Saturday, January 27, 2007

Behold the Power of Musical Theater!

Pop culture and musical theater junkie that I am, it's no surprise that I Netflixed High School Musical to see what all the fuss is about. What is surprising is how much I enjoyed it!

I'm always quick to shoot down people who criticize musical theater not because they don't like the style, but on the basis that it's unrealistic for people to burst into song. Well, it's also unrealistic for Superman to fly or Cylons to get pregnant or Denise Richards to be a rocket scientist or Tom Cruise to be a heterosexual, but we accept the fictional worlds in which those things happen, so why not one in which people sing? Using music to tell a story is as old as storytelling itself. That said, I find it hard to suspend my disbelief when people are singing about musicals being lame, or when the skinniest jocks in the world are telling their friend he's not butch enough because he likes to bake, while dancing around the cafeteria. But, really, one shouldn't look for realism in a Disney Channel TV-movie musical, and anyway who cares when the songs are this catchy?

I love that in the end (um, spoiler alert? really?) musical theater brings everyone in the high school together, across class, race, social and sexual lines. And not even the show, just the auditions! Okay, it's not like any of those lines really existed to begin with – this is clearly the wealthiest public school in America, where no one has sex, the jocks are smart, the nerds are pretty, the drama club president is the queen bee, and it's not weird at all for her to star as the romantic lead in a musical opposite her own gay brother (sorry, did I say gay?).

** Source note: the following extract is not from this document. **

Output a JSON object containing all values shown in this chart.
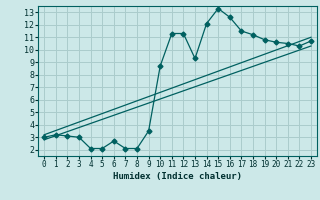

The drama teacher can complain all she wants about sports being all anyone cares about in the school, but it's hard to take seriously when they do two original musicals per semester and the science club has a roof garden. It ain't Stand and Deliver. It's not even The Breakfast Club.

Boy observed, somewhat gleefully, that Disney is "making kids all over America just a little bit gayer." In all seriousness, I love that they might also be sparking a new generation's interest in an art form that people have claimed was dying for 20 years now (clearly, it's not), even if the songs aren't really showtunes, modern or otherwise. But I was surprised at how much I liked the music! I like plenty of smart music, but sometimes I just want a stupid infectious pop song, and I haven't found a lot of good ones lately. I expected HSM to be much more bland, but they're actually some of the best-crafted fluff since "I Want It That Way."